Mis à jour le 10/09/2018

Sur cinq ans, les dépenses liées à l’énergie représentent 75 % du coût global de l’air comprimé. 12 % des dépenses sont consacrées à la maintenance, et seulement 13 % sont dédiées à l’investissement.

Le rendement d'une installation dépassant rarement 10 %, le prix du kilowattheure pneumatique à 7 bars est de 10 à 20 fois plus élevé que le prix du kilowattheure électrique.

Selon la technologie utilisée, un compresseur fonctionnant à vide consomme de 30 % à 75 % de sa puissance nominale. Plus son air d’aspiration est frais, moins sa consommation électrique est importante. Une diminution de la température de 5 ℃ engendrera par exemple une baisse de la consommation électrique du compresseur de 1,7 %.

De plus, la pression de production d’air est un paramètre important de la consommation électrique du système d’air comprimé. Souvent surévaluée, elle peut entraîner un surcoût. Pourtant, une diminution de pression de 1 bar suffit à faire baisser le coût de production de 15 % en moyenne.
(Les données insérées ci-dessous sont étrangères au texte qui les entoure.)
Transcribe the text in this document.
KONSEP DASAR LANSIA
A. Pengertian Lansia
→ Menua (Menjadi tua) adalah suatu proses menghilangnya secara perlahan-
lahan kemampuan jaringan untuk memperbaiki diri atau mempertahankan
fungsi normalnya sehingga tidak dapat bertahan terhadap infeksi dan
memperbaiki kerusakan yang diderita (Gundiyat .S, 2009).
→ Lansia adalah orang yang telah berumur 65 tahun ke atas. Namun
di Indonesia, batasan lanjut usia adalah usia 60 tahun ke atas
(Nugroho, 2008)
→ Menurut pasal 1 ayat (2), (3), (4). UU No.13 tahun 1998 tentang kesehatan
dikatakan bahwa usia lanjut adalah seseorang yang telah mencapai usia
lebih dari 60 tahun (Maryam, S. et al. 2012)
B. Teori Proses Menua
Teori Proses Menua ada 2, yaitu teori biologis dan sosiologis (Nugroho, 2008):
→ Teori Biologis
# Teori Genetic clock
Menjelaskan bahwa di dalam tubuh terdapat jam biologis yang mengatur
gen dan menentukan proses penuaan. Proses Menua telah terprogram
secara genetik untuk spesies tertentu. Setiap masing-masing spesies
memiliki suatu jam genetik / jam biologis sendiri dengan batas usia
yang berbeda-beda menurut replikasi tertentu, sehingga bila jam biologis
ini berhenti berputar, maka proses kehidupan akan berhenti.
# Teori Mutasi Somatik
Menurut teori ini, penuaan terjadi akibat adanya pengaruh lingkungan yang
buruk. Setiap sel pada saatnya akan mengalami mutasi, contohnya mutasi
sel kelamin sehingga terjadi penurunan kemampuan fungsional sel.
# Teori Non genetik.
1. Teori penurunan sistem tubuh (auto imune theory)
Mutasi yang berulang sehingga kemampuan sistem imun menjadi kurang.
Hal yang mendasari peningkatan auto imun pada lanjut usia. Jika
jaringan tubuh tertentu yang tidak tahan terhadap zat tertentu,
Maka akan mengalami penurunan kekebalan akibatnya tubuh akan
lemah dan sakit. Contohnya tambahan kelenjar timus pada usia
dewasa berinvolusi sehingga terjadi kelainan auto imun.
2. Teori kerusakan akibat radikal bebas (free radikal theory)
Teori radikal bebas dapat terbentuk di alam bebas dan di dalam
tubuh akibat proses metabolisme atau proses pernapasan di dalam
Les fuites d’air sur le réseau sont elles aussi sources d’importantes pertes d’énergie. Un trou de 1 mm de diamètre sous une pression de 7 bars occasionne par exemple une perte de 4,3 m3/h d’air comprimé, soit une dépense annuelle moyenne de 300 euros HT (à 6 centimes d'euros/kWh). Il est possible de réaliser des gains de 15 % rien qu’en réduisant les fuites du réseau.